Шрифт:
Интервал:
Закладка:
Однажды они пожаловались Минзу, и тот спросил ее, правда ли, что она травит Конткевича и панну Фукс. Разумеется, она возразила, но не могла им этого простить и добавила:
— Я постараюсь доказать пану директору, что не только не травлю их, но что до сего времени покрывала многие допущенные ими ошибки.
— Как это вы покрывали?
— Исправляла их сама.
— Весьма разумно, вы же отвечаете за результаты работы в своем отделе.
Анна почувствовала себя уязвленной.
— Я готова нести всю полноту ответственности, но при условии, если доверяю данному сотруднику. Так вот панне Фукс я абсолютно не доверяю. У нее куриная память, и она делает массу ошибок. Пан Конткевич пишет на работе письма, а в его картотеках господствует хаос.
— Об этом следовало мне сказать раньше, — скривился директор.
— Я надеялась навести порядок самостоятельно, но если мои напоминания сочтены за травлю, то не вижу смысла продолжать.
— Поэтому вы настаивает на увольнении Фукс и Конткевича?
Анна, не задумываясь, ответила:
— Да, пан директор.
— Хорошо… Хм… Вы смогли бы в ближайшие дни представить конкретные случаи?
— Как вам угодно.
На следующий день после состоявшегося разговора она все-таки задумалась: в сущности, это двое были не хуже других работников, у которых то или иное было не в порядке. Она медлила с представлением Минзу доводов в надежде, что он забудет и все останется по-прежнему. Однако Минз не забыл. При каждой возможности он возвращался к этой теме, домогаясь обещанных доводов. И хотя это раздражало Анну, хотя она усматривала в поведении Минза проявление злого характера, тем не менее она должна была сдержать слово, что не составляло особого труда. Несколько повторившихся один за другим случаев привели к неизбежному результату: накануне первого числа Конткевич и Фукс получили расчет.

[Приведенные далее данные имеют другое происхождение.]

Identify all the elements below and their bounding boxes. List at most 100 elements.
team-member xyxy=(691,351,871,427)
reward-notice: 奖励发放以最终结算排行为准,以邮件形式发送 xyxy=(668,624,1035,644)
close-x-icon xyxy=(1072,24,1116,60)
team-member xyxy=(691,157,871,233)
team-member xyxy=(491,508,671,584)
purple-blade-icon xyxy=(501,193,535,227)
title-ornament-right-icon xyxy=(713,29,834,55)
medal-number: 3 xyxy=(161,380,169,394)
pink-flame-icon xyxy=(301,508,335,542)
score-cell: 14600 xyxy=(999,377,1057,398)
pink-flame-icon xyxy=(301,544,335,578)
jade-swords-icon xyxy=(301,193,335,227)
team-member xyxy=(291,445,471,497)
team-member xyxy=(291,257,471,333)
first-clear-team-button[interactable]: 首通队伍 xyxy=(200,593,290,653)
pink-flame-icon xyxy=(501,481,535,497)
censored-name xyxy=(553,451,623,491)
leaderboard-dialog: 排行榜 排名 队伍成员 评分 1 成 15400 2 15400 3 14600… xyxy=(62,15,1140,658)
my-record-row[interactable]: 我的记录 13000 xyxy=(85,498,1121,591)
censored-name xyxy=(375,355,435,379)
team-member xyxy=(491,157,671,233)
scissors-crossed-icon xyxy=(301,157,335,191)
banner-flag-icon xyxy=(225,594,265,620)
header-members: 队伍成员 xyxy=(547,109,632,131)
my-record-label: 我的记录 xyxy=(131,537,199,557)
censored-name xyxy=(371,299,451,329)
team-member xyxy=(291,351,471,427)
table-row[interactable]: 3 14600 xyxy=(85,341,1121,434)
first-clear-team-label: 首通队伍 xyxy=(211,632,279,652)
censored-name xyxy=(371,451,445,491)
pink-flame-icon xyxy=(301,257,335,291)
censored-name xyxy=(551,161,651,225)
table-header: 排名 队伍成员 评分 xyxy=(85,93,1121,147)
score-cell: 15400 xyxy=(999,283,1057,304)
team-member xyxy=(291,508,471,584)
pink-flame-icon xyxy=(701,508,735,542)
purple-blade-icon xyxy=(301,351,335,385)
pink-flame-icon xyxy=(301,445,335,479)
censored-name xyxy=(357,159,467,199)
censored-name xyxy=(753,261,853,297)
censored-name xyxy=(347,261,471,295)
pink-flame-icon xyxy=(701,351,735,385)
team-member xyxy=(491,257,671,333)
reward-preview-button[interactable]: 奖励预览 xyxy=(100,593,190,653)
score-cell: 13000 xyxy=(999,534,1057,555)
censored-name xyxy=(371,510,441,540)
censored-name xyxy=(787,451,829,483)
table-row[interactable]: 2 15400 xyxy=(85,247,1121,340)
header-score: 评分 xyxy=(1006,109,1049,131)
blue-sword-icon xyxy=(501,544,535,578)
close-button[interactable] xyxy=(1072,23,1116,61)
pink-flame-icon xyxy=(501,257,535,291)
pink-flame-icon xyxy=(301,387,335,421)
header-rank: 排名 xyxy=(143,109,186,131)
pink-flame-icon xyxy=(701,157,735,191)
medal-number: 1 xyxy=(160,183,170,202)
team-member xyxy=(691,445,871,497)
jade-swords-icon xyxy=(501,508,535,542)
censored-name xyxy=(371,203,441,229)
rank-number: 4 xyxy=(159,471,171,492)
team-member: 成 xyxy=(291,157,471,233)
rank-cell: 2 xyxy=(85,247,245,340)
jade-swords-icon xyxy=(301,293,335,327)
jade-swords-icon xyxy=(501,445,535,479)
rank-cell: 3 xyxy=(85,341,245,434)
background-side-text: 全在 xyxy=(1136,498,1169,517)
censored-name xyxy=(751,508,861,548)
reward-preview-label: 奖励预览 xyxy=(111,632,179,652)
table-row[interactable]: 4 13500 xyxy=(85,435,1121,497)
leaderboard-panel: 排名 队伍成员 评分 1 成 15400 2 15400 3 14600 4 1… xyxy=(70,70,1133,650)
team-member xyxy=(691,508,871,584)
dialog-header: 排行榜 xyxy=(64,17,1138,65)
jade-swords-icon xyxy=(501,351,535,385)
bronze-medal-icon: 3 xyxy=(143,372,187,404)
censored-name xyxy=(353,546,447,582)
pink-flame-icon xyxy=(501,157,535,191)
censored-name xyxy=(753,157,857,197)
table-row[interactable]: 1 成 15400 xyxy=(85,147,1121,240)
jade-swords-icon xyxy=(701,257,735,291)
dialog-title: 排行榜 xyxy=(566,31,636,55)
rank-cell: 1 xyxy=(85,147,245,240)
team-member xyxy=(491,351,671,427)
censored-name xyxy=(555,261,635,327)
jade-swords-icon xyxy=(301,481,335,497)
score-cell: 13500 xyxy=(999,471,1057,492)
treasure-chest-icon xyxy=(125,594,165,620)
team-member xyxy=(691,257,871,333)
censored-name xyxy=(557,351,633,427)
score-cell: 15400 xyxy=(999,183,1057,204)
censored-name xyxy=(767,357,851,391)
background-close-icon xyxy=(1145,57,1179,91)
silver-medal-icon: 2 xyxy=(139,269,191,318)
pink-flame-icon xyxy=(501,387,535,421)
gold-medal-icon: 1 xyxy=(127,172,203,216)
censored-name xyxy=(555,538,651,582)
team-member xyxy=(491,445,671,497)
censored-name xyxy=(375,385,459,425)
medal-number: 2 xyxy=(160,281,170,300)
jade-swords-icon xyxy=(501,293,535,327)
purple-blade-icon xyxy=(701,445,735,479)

Анна, которая должна была подписать листы на увольнение, с утра ходила как побитая. Ей казалось, что взгляды коллег выражают осуждение и неприязнь. Конткевич поклонился ей, как всегда, непринужденно и как бы с иронией, зато у Фукс весь день были заплаканные глаза, а около семи она пришла в бокс к Анне, и, прежде чем она начала говорить, у нее началась истерика.
Это уже вынести было невозможно. Анна дрожащими руками подавала ей воду, гладила по жестким обесцвеченным волосам, своим носовым платочком вытирала ее мокрое лицо, с которого слоями стекала краска. И наконец, она сама отвезла ее домой на такси.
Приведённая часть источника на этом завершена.